Elizabeth Bastos has written for The New York Times, The Washington Post, and The Boston Globe, and writes at her blog 19th-Century Lady Naturalist. Follow her on Twitter: @elizabethbastos

Grapes of Wrath. The turtle in the road is a profound image, it is also just so profoundly sad, too sad to keep on reading what happens to the Joads. I’d rather pretend that they make it to California, and the place really is made out of gold, and the whole story turns into a sci-fi comedy caper kind of like Hitchhiker’s Guide To The Galaxy.

A Portrait of the Artist as a Young Man. As made famous by web-sprecht Stephen Dedalus is a great name that is all.
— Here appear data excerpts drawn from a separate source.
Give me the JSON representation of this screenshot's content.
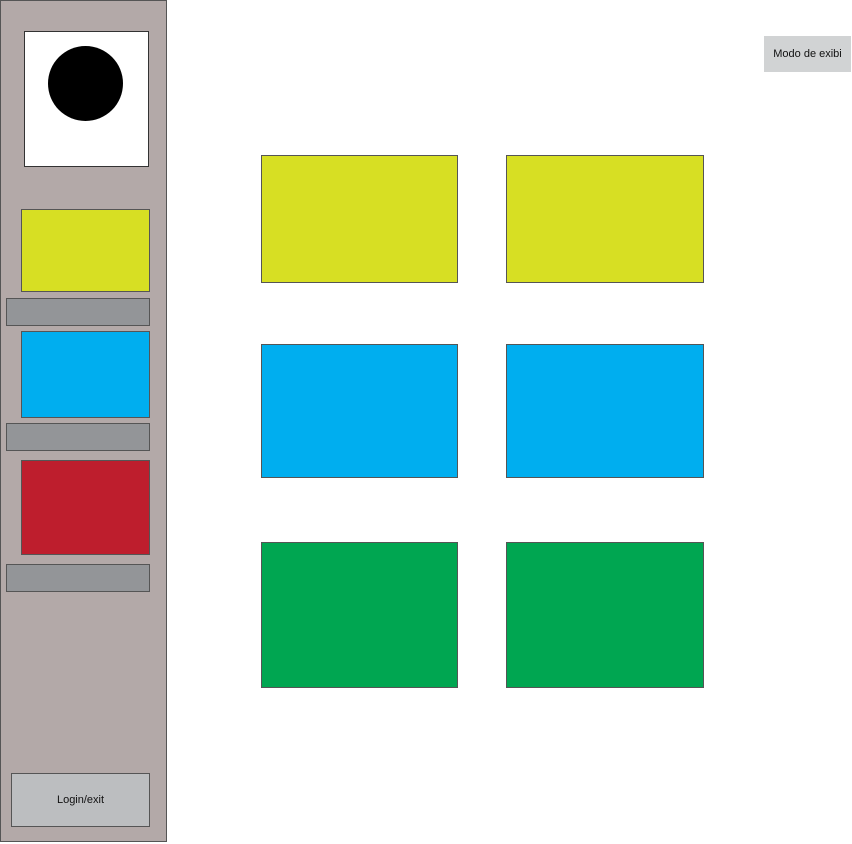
{
  "sidebar": {
    "avatar": {
      "icon": "avatar-circle-icon",
      "color": "#000000"
    },
    "items": [
      {
        "color": "#d7df23"
      },
      {
        "color": "#00aeef"
      },
      {
        "color": "#be1e2d"
      }
    ],
    "label_bar_color": "#939598",
    "login_label": "Login/exit"
  },
  "header": {
    "mode_button_label": "Modo de exibi"
  },
  "grid": {
    "rows": [
      {
        "color": "#d7df23"
      },
      {
        "color": "#00aeef"
      },
      {
        "color": "#00a651"
      }
    ]
  }
}
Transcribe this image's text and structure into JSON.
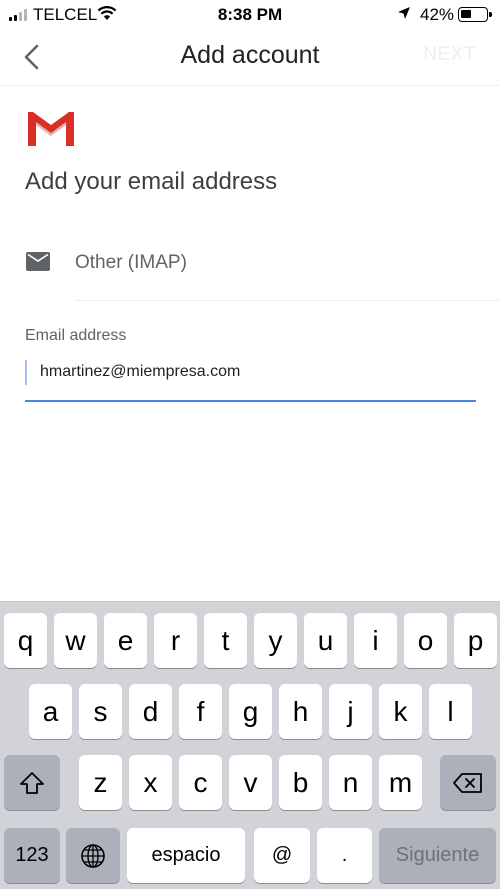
{
  "status_bar": {
    "carrier": "TELCEL",
    "time": "8:38 PM",
    "battery_percent": "42%",
    "battery_level": 0.42,
    "icons": [
      "signal-icon",
      "wifi-icon",
      "location-arrow-icon",
      "battery-icon"
    ]
  },
  "app_bar": {
    "title": "Add account",
    "next_label": "NEXT",
    "back_icon": "chevron-left-icon"
  },
  "content": {
    "logo": "gmail-logo",
    "heading": "Add your email address",
    "provider": {
      "icon": "mail-icon",
      "label": "Other (IMAP)"
    },
    "email_field": {
      "label": "Email address",
      "value": "hmartinez@miempresa.com"
    }
  },
  "colors": {
    "accent": "#4a86e0",
    "gmail_red": "#d93025",
    "keyboard_bg": "#d1d3d9",
    "function_key": "#abb0bb"
  },
  "keyboard": {
    "row1": [
      "q",
      "w",
      "e",
      "r",
      "t",
      "y",
      "u",
      "i",
      "o",
      "p"
    ],
    "row2": [
      "a",
      "s",
      "d",
      "f",
      "g",
      "h",
      "j",
      "k",
      "l"
    ],
    "row3": [
      "z",
      "x",
      "c",
      "v",
      "b",
      "n",
      "m"
    ],
    "numbers_key": "123",
    "space_key": "espacio",
    "at_key": "@",
    "dot_key": ".",
    "return_key": "Siguiente",
    "shift_icon": "shift-icon",
    "globe_icon": "globe-icon",
    "delete_icon": "backspace-icon"
  }
}
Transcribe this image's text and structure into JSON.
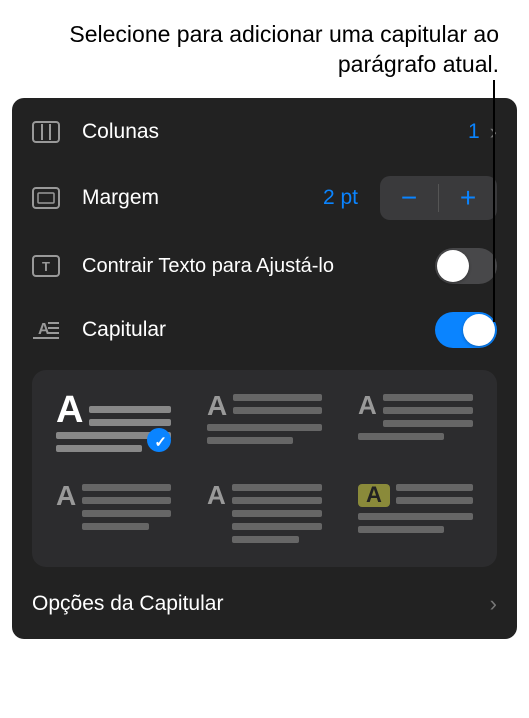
{
  "callout": {
    "text": "Selecione para adicionar uma capitular ao parágrafo atual."
  },
  "rows": {
    "columns": {
      "label": "Colunas",
      "value": "1"
    },
    "margin": {
      "label": "Margem",
      "value": "2 pt"
    },
    "shrink": {
      "label": "Contrair Texto para Ajustá-lo",
      "enabled": false
    },
    "dropcap": {
      "label": "Capitular",
      "enabled": true
    }
  },
  "styles": {
    "letter": "A",
    "options": [
      {
        "id": "raised-3line",
        "selected": true
      },
      {
        "id": "dropped-2line",
        "selected": false
      },
      {
        "id": "dropped-3line",
        "selected": false
      },
      {
        "id": "margin-2line",
        "selected": false
      },
      {
        "id": "margin-3line",
        "selected": false
      },
      {
        "id": "boxed",
        "selected": false
      }
    ]
  },
  "dropcap_options": {
    "label": "Opções da Capitular"
  },
  "colors": {
    "accent": "#0a84ff"
  }
}
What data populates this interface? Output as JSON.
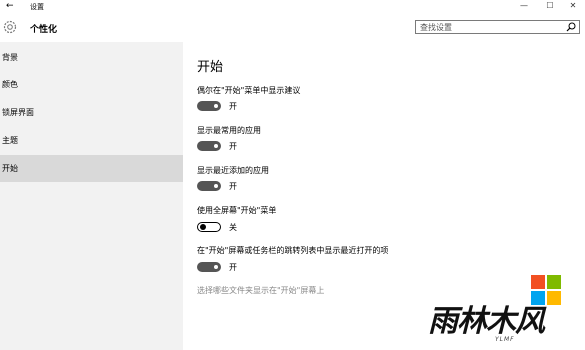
{
  "window": {
    "back_glyph": "←",
    "title": "设置",
    "minimize": "—",
    "maximize": "☐",
    "close": "✕"
  },
  "header": {
    "section_title": "个性化",
    "search_placeholder": "查找设置"
  },
  "sidebar": {
    "items": [
      {
        "label": "背景"
      },
      {
        "label": "颜色"
      },
      {
        "label": "锁屏界面"
      },
      {
        "label": "主题"
      },
      {
        "label": "开始"
      }
    ],
    "active_index": 4
  },
  "main": {
    "title": "开始",
    "settings": [
      {
        "label": "偶尔在\"开始\"菜单中显示建议",
        "state": "开",
        "on": true
      },
      {
        "label": "显示最常用的应用",
        "state": "开",
        "on": true
      },
      {
        "label": "显示最近添加的应用",
        "state": "开",
        "on": true
      },
      {
        "label": "使用全屏幕\"开始\"菜单",
        "state": "关",
        "on": false
      },
      {
        "label": "在\"开始\"屏幕或任务栏的跳转列表中显示最近打开的项",
        "state": "开",
        "on": true
      }
    ],
    "link": "选择哪些文件夹显示在\"开始\"屏幕上"
  },
  "watermark": {
    "text": "雨林木风",
    "sub": "YLMF",
    "colors": [
      "#f25022",
      "#7fba00",
      "#00a4ef",
      "#ffb900"
    ]
  }
}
Anna Karenina. I got as far as the awesome glittering ballroom scene where Anna meets the dashing Vronsky and decided to leave it at that, wanting their relationship to stay Keatsy, “Ode on A Grecian Urn”-ish, “what mad pursuit.” Also, everyone had seventeen names, and I got confused.

Ditto Madame Bovary. I was required to read this in Senior French in high school but I was too busy, you know, with, like, my own issues of ennui, and the vexation of the irregular verbs. Plus from what I could tell using my Larousse, there was a lot of embroidering, sewing, darning and tapestry work. Bor-aiiiiiing.
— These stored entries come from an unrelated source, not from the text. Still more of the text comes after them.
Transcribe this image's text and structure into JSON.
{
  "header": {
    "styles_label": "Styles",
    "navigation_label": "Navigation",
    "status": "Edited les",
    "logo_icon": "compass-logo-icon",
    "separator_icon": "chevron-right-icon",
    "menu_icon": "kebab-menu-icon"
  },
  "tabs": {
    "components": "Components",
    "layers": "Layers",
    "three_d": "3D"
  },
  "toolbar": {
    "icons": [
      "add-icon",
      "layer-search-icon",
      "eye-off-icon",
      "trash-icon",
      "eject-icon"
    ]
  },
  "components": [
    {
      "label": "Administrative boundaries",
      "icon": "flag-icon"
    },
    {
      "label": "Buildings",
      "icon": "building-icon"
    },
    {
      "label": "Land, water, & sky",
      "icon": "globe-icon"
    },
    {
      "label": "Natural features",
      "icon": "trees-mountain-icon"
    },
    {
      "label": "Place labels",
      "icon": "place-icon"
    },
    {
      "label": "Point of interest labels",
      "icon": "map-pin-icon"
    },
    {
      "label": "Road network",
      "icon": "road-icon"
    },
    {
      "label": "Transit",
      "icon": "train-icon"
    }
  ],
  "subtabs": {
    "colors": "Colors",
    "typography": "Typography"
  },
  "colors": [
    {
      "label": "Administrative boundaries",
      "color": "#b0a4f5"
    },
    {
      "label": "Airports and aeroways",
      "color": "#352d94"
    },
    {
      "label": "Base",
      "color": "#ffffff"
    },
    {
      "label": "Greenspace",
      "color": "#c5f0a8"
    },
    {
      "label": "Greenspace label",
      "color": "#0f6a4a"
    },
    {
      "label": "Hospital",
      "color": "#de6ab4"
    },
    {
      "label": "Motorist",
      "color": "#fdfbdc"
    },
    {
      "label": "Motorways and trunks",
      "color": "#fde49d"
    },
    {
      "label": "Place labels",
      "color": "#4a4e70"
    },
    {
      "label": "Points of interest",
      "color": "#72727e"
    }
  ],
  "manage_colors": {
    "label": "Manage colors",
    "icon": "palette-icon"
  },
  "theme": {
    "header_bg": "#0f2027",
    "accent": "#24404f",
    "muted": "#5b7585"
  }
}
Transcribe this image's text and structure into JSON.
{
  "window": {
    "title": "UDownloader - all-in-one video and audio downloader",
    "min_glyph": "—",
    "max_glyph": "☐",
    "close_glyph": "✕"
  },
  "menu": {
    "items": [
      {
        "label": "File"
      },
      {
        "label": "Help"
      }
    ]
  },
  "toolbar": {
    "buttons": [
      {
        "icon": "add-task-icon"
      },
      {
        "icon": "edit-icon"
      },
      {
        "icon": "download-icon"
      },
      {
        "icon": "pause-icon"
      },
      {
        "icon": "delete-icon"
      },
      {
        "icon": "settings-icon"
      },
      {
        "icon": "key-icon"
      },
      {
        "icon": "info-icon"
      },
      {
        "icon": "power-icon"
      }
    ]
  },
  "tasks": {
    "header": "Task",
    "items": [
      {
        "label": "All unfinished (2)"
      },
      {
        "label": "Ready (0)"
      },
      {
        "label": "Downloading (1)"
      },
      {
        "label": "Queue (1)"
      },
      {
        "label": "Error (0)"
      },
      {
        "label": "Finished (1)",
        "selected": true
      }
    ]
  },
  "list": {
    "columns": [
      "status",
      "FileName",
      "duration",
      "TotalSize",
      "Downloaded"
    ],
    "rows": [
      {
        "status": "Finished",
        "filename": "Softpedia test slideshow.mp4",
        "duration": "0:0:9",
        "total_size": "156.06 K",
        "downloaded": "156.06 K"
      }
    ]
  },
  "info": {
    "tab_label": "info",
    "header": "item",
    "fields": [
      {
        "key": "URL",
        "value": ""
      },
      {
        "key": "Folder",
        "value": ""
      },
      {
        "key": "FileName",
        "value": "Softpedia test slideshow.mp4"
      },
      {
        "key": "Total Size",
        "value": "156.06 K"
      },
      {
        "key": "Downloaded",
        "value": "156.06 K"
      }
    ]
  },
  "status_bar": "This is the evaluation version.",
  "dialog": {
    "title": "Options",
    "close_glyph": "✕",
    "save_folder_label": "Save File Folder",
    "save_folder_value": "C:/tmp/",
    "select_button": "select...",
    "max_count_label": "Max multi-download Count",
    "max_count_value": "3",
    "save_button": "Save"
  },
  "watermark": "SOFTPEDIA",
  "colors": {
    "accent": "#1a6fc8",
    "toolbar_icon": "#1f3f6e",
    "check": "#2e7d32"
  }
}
Everyone says, but it’s seminal! However, the furthest I got into Moby Dick was the scene before they go to sea, with the preacher like a ship captain, and the pulpit like a prow. That was some powerful imagery. Call me a huge fan.

Don’t hate me, but I hate The Great Gatsby. I know critics gush, “it captures the essence of American reinvention,” and I love dresses from that era, and gin and tonics, but under its glitter it was so blood-poisoned and cold-hearted like a pet that bites, I had to put it down.

My Antonia. I “read” this when I was in 8th grade, which is way way too young to read My Antonia because my biggest prairie bleakness at that time was when my mother packed me egg salad sandwiches, and I’d say that was the lunch of nerds, and she’d say, stand up for yourself Elizabeth, it’s your favorite kind of sandwich. I might try this one again, now that I am better acquainted with prairies, and also don’t give a fig what anyone thinks of my egg salad.

To Kill A Mockingbird. Hunh? This is how I felt about most things in 7th grade, but I tried it again in my 30s and, hunh? Though I liked Scout, I still didn’t finish. I’m sorry. I liked Carson McCullers’ Member of The Wedding so much more.

As I Lay Dying. Who is talking? Let me ask again, who is talking, and do you need a deck of colored index cards to keep track the sentences are really long and unpunctuated I feel this was just too much you have to really want to continue reading a sentence that is a full paragraph long without a break about coffin-making.